Supreme Court Justice Anthony Kennedy has Obamacare opponents worried he’ll uphold the law’s health insurance subsidies.
But the man arguing their case has a different spin.
“I think people are misinterpreting it,” attorney Mike Carvin told the Washington Examiner on Wednesday.
Carvin was referring to Kennedy’s comments during the oral arguments last week in King v. Burwell — a case that has huge implications for President Obama’s healthcare law. If the justices agree with Carvin that the law’s insurance subsidies are illegal in 37 states, that would suddenly make insurance unaffordable for millions of low-income Americans who have recently bought plans.
The case centers on a few lines in the Affordable Care Act. The Obama administration says it allows subsides in all the states including those relying on healthcare.gov. The challengers say it limits subsidies to the few states that have set up their own marketplaces.
Of all the justices, it’s perhaps hardest to predict how Kennedy will rule. While Kennedy would have struck the entire healthcare law in the last big Obamacare challenge in 2012, he indicated during the King arguments that he has constitutional concerns with the challengers’ case.
“It seems to me that under your argument — perhaps you will prevail in the plain words of the statute — there’s a serious constitutional problem if we adopt your argument,” Kennedy told Carvin at the March 4 oral arguments.
That statement quickly sparked widespread speculation that Kennedy may well side with the court’s four liberal justices — Ginsburg, Sotomayor, Kagan and Breyer — and swing the court toward a decision upholding the subsidies.
But Carvin is hopeful that Kennedy’s constitutional concerns could instead prompt him to strike the subsidies, or at least allow the issue to keep simmering.
His argument goes like this. In the 2012 case challenging the constitutionality of the healthcare law, Kennedy sided with the conservative justices who said it’s coercive for the federal government to require states to expand their Medicaid programs and therefore wanted that entire part of the law to be struck.
In that decision, Kennedy showed he didn’t want to essentially rewrite the healthcare law to explicitly allow states to either reject or accept Medicaid expansion (as the court’s majority ultimately ruled). Instead, he just wanted to strike the whole thing.
Similarly, in the King case, Kennedy may say it’s coercive for the federal government to hinge the subsidies on states building their own exchanges. But he may be unwilling to assume subsidies should go to all the states since the law doesn’t explicitly say that.

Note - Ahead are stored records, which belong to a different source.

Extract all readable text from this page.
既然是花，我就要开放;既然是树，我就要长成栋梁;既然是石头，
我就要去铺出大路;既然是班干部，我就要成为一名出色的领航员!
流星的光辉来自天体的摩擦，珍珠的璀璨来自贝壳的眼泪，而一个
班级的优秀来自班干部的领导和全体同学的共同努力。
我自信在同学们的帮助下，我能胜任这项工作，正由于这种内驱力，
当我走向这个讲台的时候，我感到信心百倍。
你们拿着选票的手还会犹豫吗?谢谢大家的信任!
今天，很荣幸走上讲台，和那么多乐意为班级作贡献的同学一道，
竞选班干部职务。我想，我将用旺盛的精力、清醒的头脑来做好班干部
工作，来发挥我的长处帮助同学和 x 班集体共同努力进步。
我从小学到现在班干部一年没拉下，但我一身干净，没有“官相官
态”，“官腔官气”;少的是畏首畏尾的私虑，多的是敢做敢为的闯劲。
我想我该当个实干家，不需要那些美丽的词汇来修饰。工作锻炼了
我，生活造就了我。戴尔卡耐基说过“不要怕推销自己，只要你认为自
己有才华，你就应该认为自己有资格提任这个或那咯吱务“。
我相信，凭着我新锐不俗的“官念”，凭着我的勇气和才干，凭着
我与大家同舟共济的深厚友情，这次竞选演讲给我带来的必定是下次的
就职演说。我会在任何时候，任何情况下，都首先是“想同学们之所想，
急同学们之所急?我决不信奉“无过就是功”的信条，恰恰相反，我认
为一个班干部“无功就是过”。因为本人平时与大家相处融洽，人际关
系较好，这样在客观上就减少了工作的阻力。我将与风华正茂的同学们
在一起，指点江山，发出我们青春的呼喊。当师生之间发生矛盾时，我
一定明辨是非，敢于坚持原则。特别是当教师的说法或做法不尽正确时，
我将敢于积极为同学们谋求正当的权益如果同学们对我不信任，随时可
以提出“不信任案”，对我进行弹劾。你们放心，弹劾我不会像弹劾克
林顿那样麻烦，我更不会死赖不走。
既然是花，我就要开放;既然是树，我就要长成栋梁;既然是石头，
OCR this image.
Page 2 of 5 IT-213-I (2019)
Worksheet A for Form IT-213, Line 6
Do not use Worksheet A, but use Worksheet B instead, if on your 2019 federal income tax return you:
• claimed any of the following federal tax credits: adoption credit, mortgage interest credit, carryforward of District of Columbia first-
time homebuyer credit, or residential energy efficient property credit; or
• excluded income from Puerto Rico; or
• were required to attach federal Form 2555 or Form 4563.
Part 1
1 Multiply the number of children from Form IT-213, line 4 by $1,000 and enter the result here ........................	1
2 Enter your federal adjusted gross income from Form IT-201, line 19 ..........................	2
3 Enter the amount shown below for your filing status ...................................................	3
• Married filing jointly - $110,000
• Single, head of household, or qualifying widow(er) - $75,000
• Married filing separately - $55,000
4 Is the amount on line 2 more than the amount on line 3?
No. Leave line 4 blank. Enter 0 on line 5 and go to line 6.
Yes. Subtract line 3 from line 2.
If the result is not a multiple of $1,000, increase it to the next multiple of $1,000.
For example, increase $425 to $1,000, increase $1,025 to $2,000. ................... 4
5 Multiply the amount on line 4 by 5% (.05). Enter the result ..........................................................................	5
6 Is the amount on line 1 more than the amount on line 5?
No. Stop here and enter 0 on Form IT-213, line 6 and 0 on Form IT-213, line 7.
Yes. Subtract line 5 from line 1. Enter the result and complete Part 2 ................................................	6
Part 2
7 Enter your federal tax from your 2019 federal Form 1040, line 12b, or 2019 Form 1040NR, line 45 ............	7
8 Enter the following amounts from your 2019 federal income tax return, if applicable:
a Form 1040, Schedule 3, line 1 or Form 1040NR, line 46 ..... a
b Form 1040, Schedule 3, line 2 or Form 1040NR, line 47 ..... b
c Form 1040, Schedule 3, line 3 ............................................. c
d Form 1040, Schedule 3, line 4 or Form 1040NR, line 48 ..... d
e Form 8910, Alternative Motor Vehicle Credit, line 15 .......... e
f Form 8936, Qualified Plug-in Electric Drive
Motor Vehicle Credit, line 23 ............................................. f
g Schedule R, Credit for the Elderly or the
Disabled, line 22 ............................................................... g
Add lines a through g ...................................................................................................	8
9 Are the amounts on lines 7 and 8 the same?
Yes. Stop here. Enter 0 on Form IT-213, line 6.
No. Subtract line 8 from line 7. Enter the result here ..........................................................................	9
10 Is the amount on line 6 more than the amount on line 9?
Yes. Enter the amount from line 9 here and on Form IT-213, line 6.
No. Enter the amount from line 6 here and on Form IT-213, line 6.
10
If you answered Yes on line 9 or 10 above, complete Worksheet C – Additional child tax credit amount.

In that case, he could temporarily allow the subsidies to stand, but open the door for a state to launch a coercion lawsuit the court could ultimately use to block them in the future.
“By parallel logic, if [Kennedy] rules that conditioning the subsidies on states establishing the exchanges is unduly onerous, the solution to that is to cut off the subsidies, not to extend them for all 50 states,” Carvin said.
Other conservative legal experts have laid out the same argument, including Randy Barnett, a Georgetown University law professor. Barnett said he still believes that overall, Kennedy’s comments didn’t bode well for Obamacare opponents. But he thinks that Kennedy’s 2012 ruling could carry some hints as to how he’ll rule this time around.
Kennedy “didn’t try to split the baby, he just said the whole thing had to go down,” Barnett said.